Gene Regulatory Network Inference from Pre-trained Single-Cell Transcriptomics Transformer with Joint Graph Learning
Sindhura Kommu, Yizhi Wang, Yue Wang, Xuan Wang
TL;DR
This work tackles gene regulatory network inference from single-cell RNA-seq data by introducing scTransNet, a joint framework that fuses pre-trained single-cell transformer representations with structured GRN knowledge via a graph neural network. The model combines a scBERT-based encoding layer, attentive pooling across cells, a GNN over a prior GRN, and a final output layer that merges these representations to predict gene–gene regulatory interactions. Empirical results on BEELINE datasets show consistent improvements over a wide range of baselines in AUROC and AUPRC, and ablation studies demonstrate the critical contributions of the GNN encoder, scBERT, and attentive pooling. Overall, the approach advances GRN inference by leveraging both rich contextual gene representations and explicit network structure, with potential implications for understanding cellular regulatory mechanisms and improving interpretability in single-cell analyses.
Abstract
Inferring gene regulatory networks (GRNs) from single-cell RNA sequencing (scRNA-seq) data is a complex challenge that requires capturing the intricate relationships between genes and their regulatory interactions.
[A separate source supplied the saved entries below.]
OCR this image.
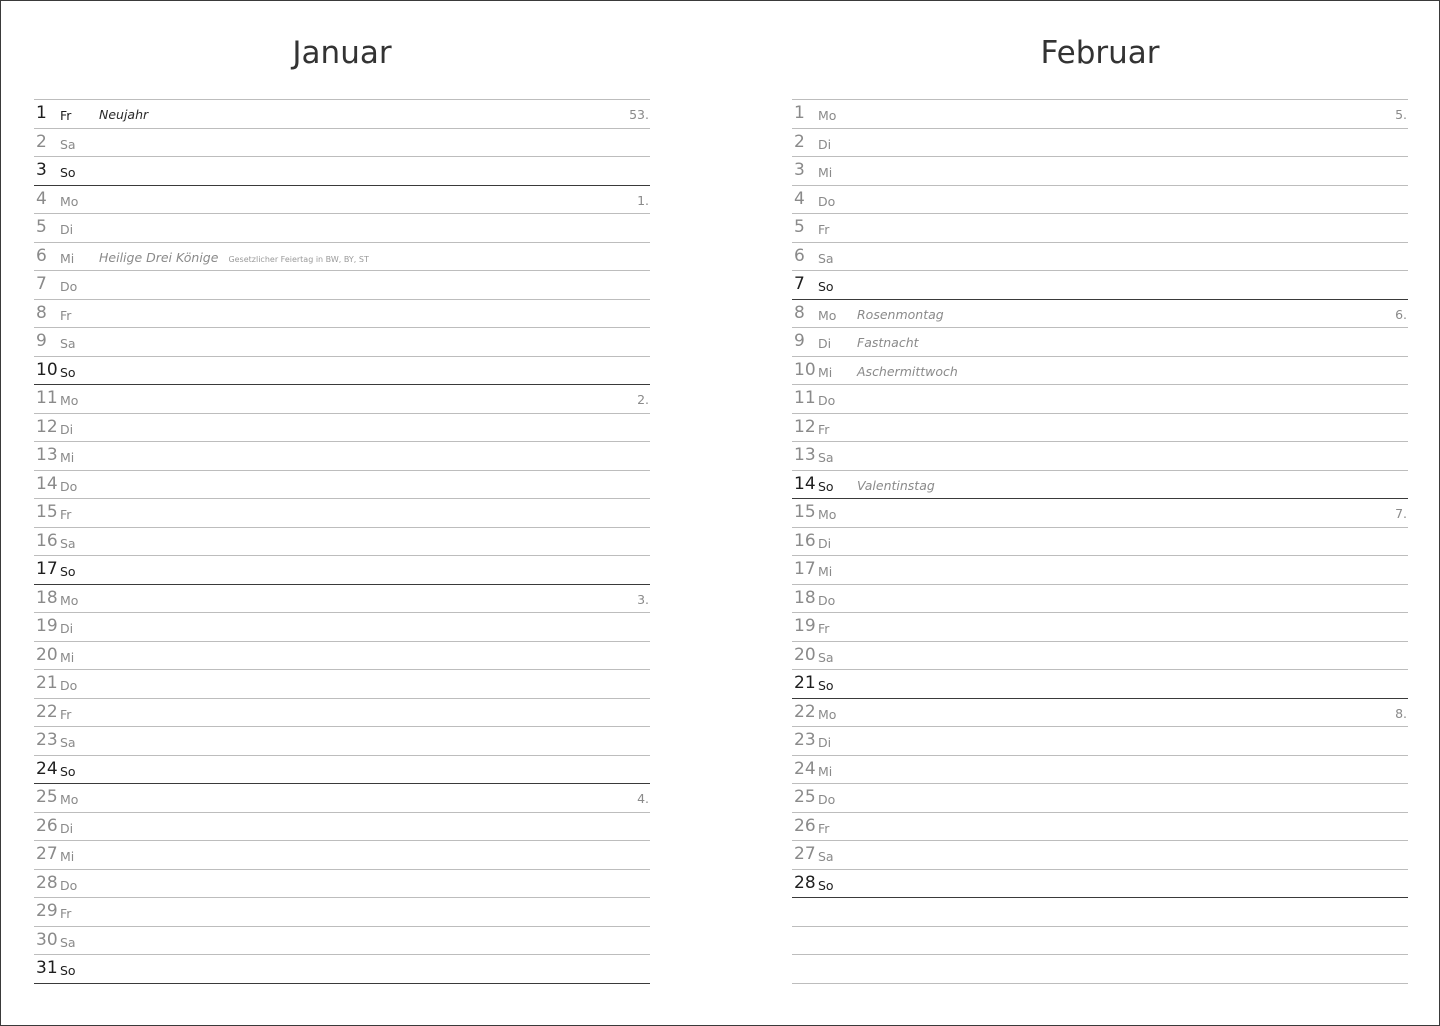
Januar
1 Fr Neujahr	53.
2 Sa
3 So
4 Mo	1.
5 Di
6 Mi Heilige Drei Könige Gesetzlicher Feiertag in BW, BY, ST
7 Do
8 Fr
9 Sa
10 So
11 Mo	2.
12 Di
13 Mi
14 Do
15 Fr
16 Sa
17 So
18 Mo	3.
19 Di
20 Mi
21 Do
22 Fr
23 Sa
24 So
25 Mo	4.
26 Di
27 Mi
28 Do
29 Fr
30 Sa
31 So
Februar
1 Mo	5.
2 Di
3 Mi
4 Do
5 Fr
6 Sa
7 So
8 Mo Rosenmontag	6.
9 Di Fastnacht
10 Mi Aschermittwoch
11 Do
12 Fr
13 Sa
14 So Valentinstag
15 Mo	7.
16 Di
17 Mi
18 Do
19 Fr
20 Sa
21 So
22 Mo	8.
23 Di
24 Mi
25 Do
26 Fr
27 Sa
28 So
In this study, we tackle this challenge by leveraging the single-cell BERT-based pre-trained transformer model (scBERT), trained on extensive unlabeled scRNA-seq data, to augment structured biological knowledge from existing GRNs. We introduce a novel joint graph learning approach that combines the rich contextual representations learned by pre-trained single-cell language models with the structured knowledge encoded in GRNs using graph neural networks (GNNs). By integrating these two modalities, our approach effectively reasons over boththe gene expression level constraints provided by the scRNA-seq data and the structured biological knowledge inherent in GRNs. We evaluate our method on human cell benchmark datasets from the BEELINE study with cell type-specific ground truth networks. The results demonstrate superior performance over current state-of-the-art baselines, offering a deeper understanding of cellular regulatory mechanisms.